Il capo allenatore Stefano Sacripanti dopo la gara: "Dovevo un favore a Nello Longobardi e gli avevo promesso che ci saremmo salvati e così è stato: credo molto nella gratitudine ed aver centrato questo obiettivo è per me motivo di orgoglio personale. Ringrazio, oltre alla proprietà, anche il mio staff ed in particolare Nicolai, che ha tenuto sempre un equilibrio ed una tranquillità importante pure nei momenti più delicati. Non ho mai lavorato così tanto come in questi mesi a Scafati, riuscendo a prendere in mano la squadra e averla consegnata ai giocatori. Nello spogliatoio ho avuto i complimenti dai giocatori, ma abbiamo vinto perché dopo il mio arrivo la squadra è diventata tutta loro ed oggi in campo si è visto. Ho sempre dato spazio a chi meritava, eliminando ogni tipo di gerarchia, ma sono stati i giocatori ad aver costituito un gruppo solido e a meritare questa salvezza.
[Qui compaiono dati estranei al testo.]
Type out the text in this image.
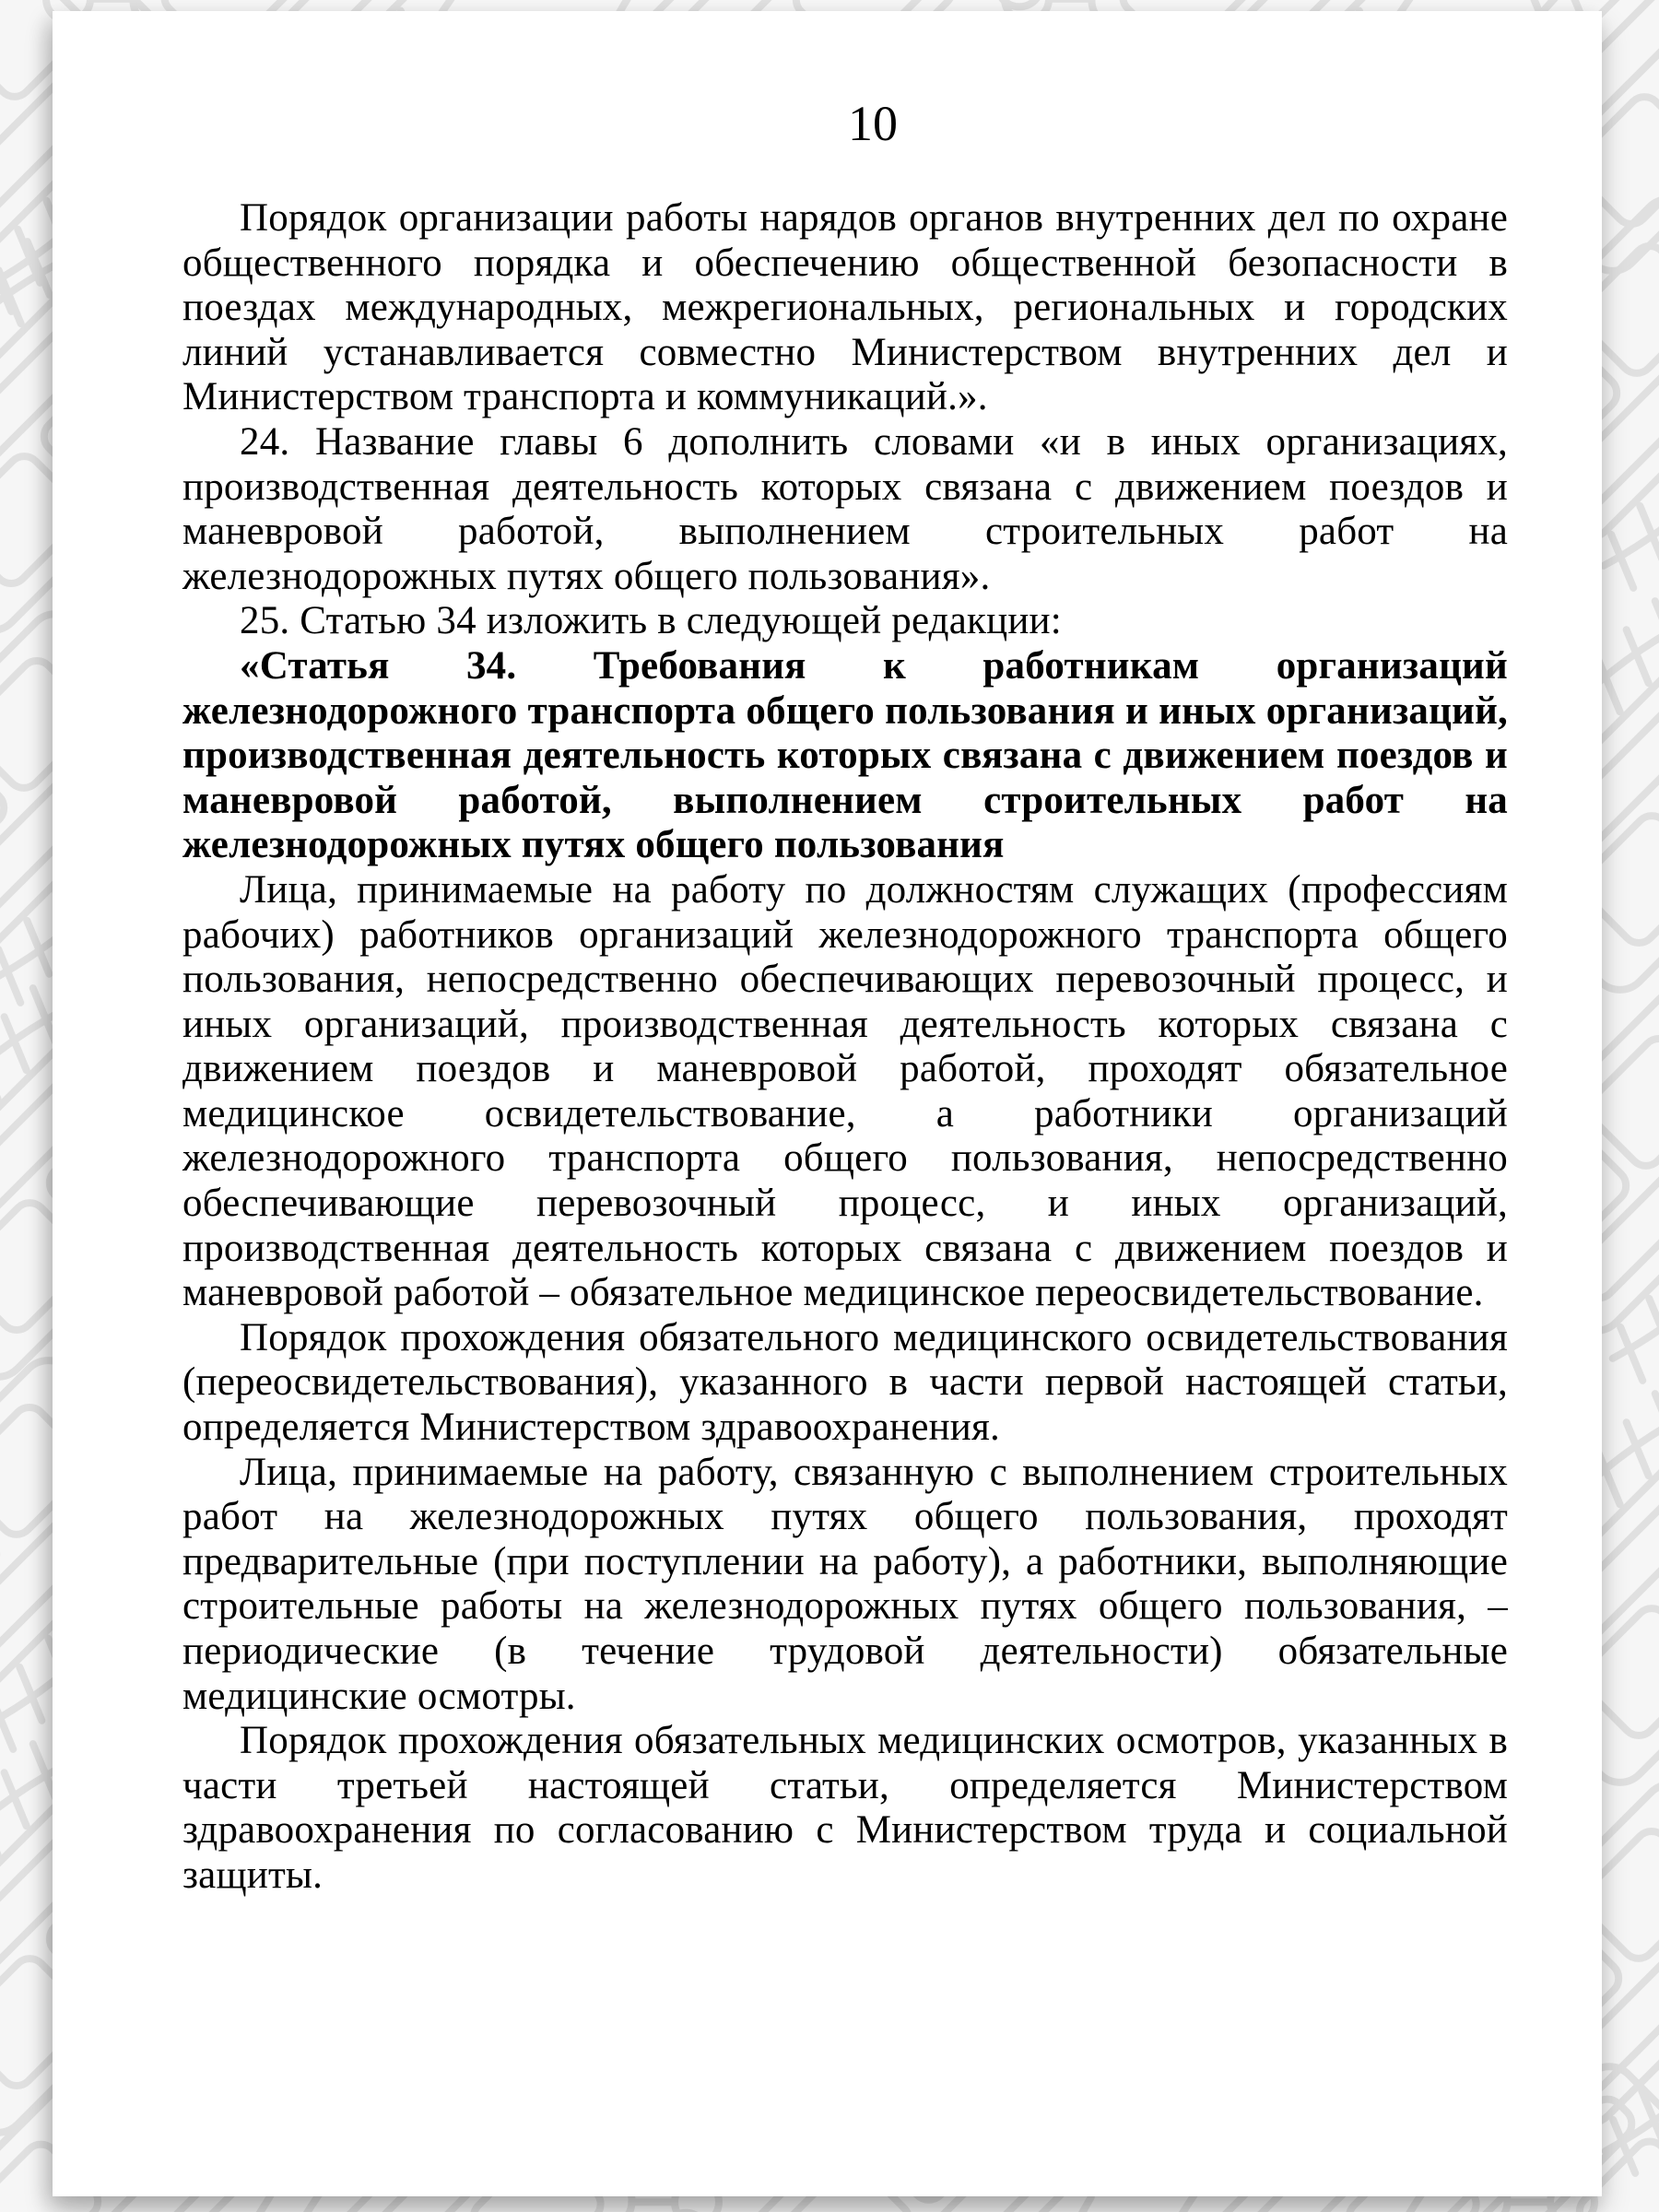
10

Порядок организации работы нарядов органов внутренних дел по охране общественного порядка и обеспечению общественной безопасности в поездах международных, межрегиональных, региональных и городских линий устанавливается совместно Министерством внутренних дел и Министерством транспорта и коммуникаций.».

24. Название главы 6 дополнить словами «и в иных организациях, производственная деятельность которых связана с движением поездов и маневровой работой, выполнением строительных работ на железнодорожных путях общего пользования».

25. Статью 34 изложить в следующей редакции:

«Статья 34. Требования к работникам организаций железнодорожного транспорта общего пользования и иных организаций, производственная деятельность которых связана с движением поездов и маневровой работой, выполнением строительных работ на железнодорожных путях общего пользования

Лица, принимаемые на работу по должностям служащих (профессиям рабочих) работников организаций железнодорожного транспорта общего пользования, непосредственно обеспечивающих перевозочный процесс, и иных организаций, производственная деятельность которых связана с движением поездов и маневровой работой, проходят обязательное медицинское освидетельствование, а работники организаций железнодорожного транспорта общего пользования, непосредственно обеспечивающие перевозочный процесс, и иных организаций, производственная деятельность которых связана с движением поездов и маневровой работой – обязательное медицинское переосвидетельствование.

Порядок прохождения обязательного медицинского освидетельствования (переосвидетельствования), указанного в части первой настоящей статьи, определяется Министерством здравоохранения.

Лица, принимаемые на работу, связанную с выполнением строительных работ на железнодорожных путях общего пользования, проходят предварительные (при поступлении на работу), а работники, выполняющие строительные работы на железнодорожных путях общего пользования, – периодические (в течение трудовой деятельности) обязательные медицинские осмотры.

Порядок прохождения обязательных медицинских осмотров, указанных в части третьей настоящей статьи, определяется Министерством здравоохранения по согласованию с Министерством труда и социальной защиты.
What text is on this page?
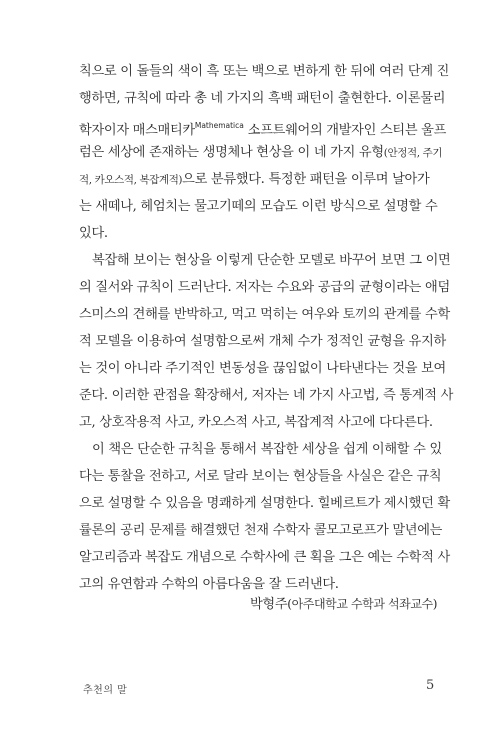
칙으로 이 돌들의 색이 흑 또는 백으로 변하게 한 뒤에 여러 단계 진
행하면, 규칙에 따라 총 네 가지의 흑백 패턴이 출현한다. 이론물리
학자이자 매스매티카$^{Mathematica}$ 소프트웨어의 개발자인 스티븐 울프
럼은 세상에 존재하는 생명체나 현상을 이 네 가지 유형(안정적, 주기
적, 카오스적, 복잡계적)으로 분류했다. 특정한 패턴을 이루며 날아가
는 새떼나, 헤엄치는 물고기떼의 모습도 이런 방식으로 설명할 수
있다.
복잡해 보이는 현상을 이렇게 단순한 모델로 바꾸어 보면 그 이면
의 질서와 규칙이 드러난다. 저자는 수요와 공급의 균형이라는 애덤
스미스의 견해를 반박하고, 먹고 먹히는 여우와 토끼의 관계를 수학
적 모델을 이용하여 설명함으로써 개체 수가 정적인 균형을 유지하
는 것이 아니라 주기적인 변동성을 끊임없이 나타낸다는 것을 보여
준다. 이러한 관점을 확장해서, 저자는 네 가지 사고법, 즉 통계적 사
고, 상호작용적 사고, 카오스적 사고, 복잡계적 사고에 다다른다.
이 책은 단순한 규칙을 통해서 복잡한 세상을 쉽게 이해할 수 있
다는 통찰을 전하고, 서로 달라 보이는 현상들을 사실은 같은 규칙
으로 설명할 수 있음을 명쾌하게 설명한다. 힐베르트가 제시했던 확
률론의 공리 문제를 해결했던 천재 수학자 콜모고로프가 말년에는
알고리즘과 복잡도 개념으로 수학사에 큰 획을 그은 예는 수학적 사
고의 유연함과 수학의 아름다움을 잘 드러낸다.
박형주(아주대학교 수학과 석좌교수)
추천의 말	5
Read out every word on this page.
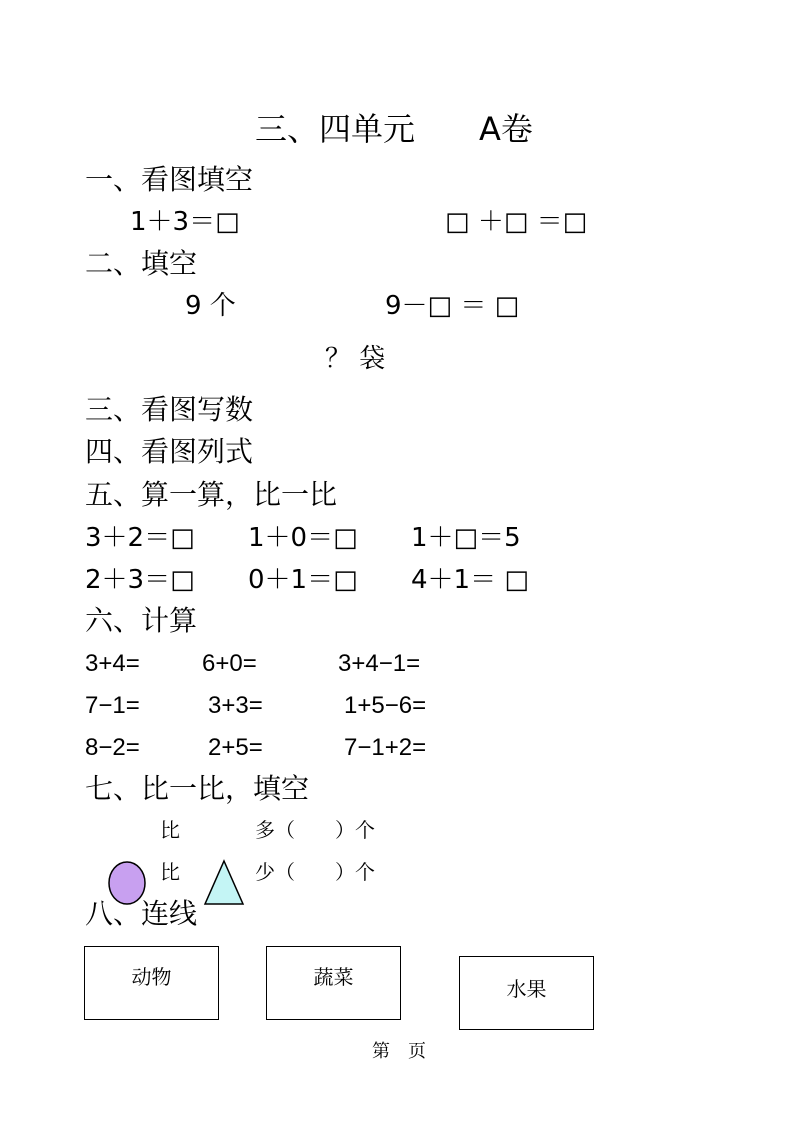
三、四单元　　A卷
一、看图填空
1＋3＝□	□ ＋□ ＝□
二、填空
9 个	9－□ ＝ □
？ 袋
三、看图写数
四、看图列式
五、算一算，比一比
3＋2＝□ 1＋0＝□ 1＋□＝5
2＋3＝□ 0＋1＝□ 4＋1＝ □
六、计算
3+4=	6+0=	3+4−1=
7−1=	3+3=	1+5−6=
8−2=	2+5=	7−1+2=
七、比一比，填空
比	多（　　）个
比	少（　　）个
八、连线
动物	蔬菜	水果
第　页
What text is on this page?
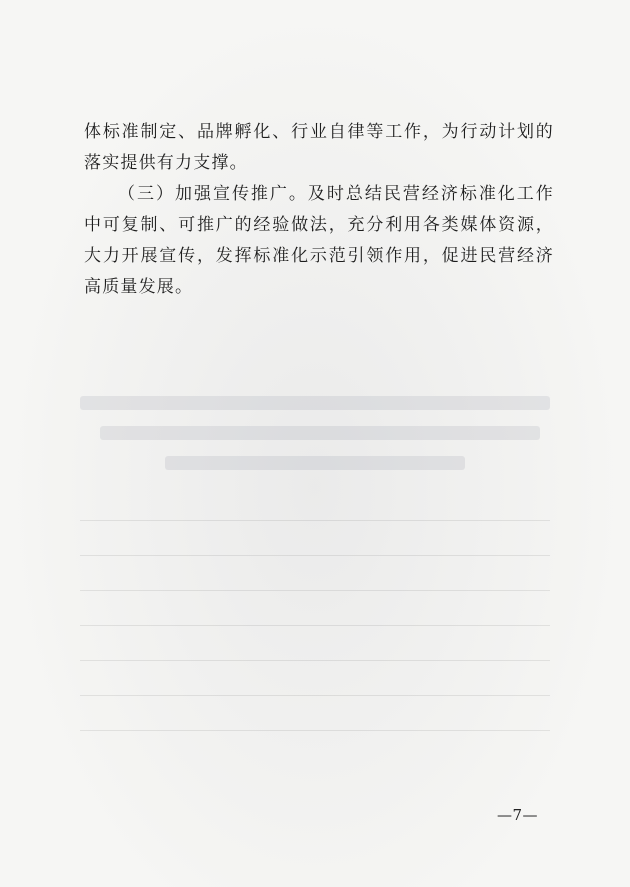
体标准制定、品牌孵化、行业自律等工作，为行动计划的落实提供有力支撑。

（三）加强宣传推广。及时总结民营经济标准化工作中可复制、可推广的经验做法，充分利用各类媒体资源，大力开展宣传，发挥标准化示范引领作用，促进民营经济高质量发展。

—7—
Quando poi giochi con un pubblico così, non ci sono limiti, neppure quando sei sotto di 17 punti. Sono felicissimo per questo risultato, arrivato al termine di una stagione in cui siamo stati sfortunatissimi per i vari infortuni che si sono alternati e per la modalità con cui abbiamo perso le sei partite delle undici sotto la mia gestione: ci è mancato un solo tiro contro Bologna, Treviso e Reggio Emilia e non era giusto che retrocedessimo. Siamo stati bravi tutti, ognuno ha contribuito a modo suo, anche se Logan ci ha dato una mano importante. Mi dispiace solo di non aver messo in campo Mian, ma credo che tutti si siano sentiti protagonisti e si siano sentiti valorizzati dal mio lavoro. Nessuno ci ha regalato niente, siamo andati contro tutta la sfortuna del mondo e tutto ciò rende ancor più piacevole il risultato conseguito".